Por conta disso, a nova política industrial
deve ser apresentada de forma a não dar margem a dúvidas sobre o objeto a ser
perseguido pelo programa. Será a geração de empregos? Algum emprego em
especial? Meta. Será um apoio à política social? Como mensurar? Meta. Será
diversificar a pauta exportadora? Meta. Será aumentar a produtividade da
indústria? Meta. Afinal, se não se sabe para onde ir, qualquer caminho serve.

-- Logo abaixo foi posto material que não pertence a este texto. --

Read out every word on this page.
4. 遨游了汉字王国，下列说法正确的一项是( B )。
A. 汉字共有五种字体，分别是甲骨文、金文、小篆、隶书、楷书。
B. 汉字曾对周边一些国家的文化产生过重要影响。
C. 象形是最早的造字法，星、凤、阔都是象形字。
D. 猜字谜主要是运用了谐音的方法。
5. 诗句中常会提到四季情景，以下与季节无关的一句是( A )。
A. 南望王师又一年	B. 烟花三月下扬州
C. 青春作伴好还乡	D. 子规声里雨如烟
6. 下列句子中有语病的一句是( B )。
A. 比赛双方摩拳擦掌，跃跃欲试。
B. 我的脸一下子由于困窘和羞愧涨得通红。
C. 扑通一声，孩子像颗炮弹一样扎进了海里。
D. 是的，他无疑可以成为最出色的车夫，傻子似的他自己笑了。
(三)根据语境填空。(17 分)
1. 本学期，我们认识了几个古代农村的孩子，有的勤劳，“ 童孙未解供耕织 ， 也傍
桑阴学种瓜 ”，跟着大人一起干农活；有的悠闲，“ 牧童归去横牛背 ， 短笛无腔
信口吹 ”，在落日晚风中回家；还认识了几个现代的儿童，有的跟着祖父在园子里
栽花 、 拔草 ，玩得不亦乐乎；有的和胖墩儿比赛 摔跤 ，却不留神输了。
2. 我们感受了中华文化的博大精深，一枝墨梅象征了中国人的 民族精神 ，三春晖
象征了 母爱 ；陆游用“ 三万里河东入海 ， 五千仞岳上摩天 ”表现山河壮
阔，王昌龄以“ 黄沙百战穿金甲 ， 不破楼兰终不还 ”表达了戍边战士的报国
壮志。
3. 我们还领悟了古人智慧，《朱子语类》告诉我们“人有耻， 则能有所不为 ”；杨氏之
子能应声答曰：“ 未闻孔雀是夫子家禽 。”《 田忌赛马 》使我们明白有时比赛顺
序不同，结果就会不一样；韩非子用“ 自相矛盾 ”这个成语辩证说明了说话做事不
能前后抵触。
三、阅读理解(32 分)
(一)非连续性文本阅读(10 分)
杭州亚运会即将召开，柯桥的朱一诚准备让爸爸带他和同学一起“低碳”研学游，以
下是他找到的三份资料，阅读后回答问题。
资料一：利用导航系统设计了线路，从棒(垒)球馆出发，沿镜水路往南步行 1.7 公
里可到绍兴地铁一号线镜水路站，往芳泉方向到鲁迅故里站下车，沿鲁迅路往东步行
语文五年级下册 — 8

Outro ponto muito bem observado por Pessôa na
moderna discussão de PI diz respeito ao levantado pelo sociólogo Peter Evans,
que cunhou a expressão “autonomia embutida” para definir uma organização
interna virtuosa no moderno Estado desenvolvimentista. A autonomia embutida
refere-se a uma burocracia funcional, meritocrática, adequadamente remunerada e
“bem-intencionada”, que dirige a intervenção estatal com eficiência e lisura.
Normalmente, entretanto, se imaginaria que um corpo burocrático desse tipo teria
de ser bem isolado de interações com o setor privado que trouxessem o risco de
captura. Evans advoga justamente o contrário, a burocracia deve estar alinhada
com o processo decisório do setor privado para que possa compreender suas
necessidades e estabelecer um canal de “negociação contínua de objetivos e
políticas”.
Como se vê, quando se trata de PI, não há
como o estado fugir de sua função vital de regulador do mercado. Nesse sentido,
é inevitável a interação frequente da máquina pública com o setor privado. O
primordial, no caso, é aprimorar as instituições para que mitiguem o risco de
captura dos agentes públicos pela agenda de interesse das empresas.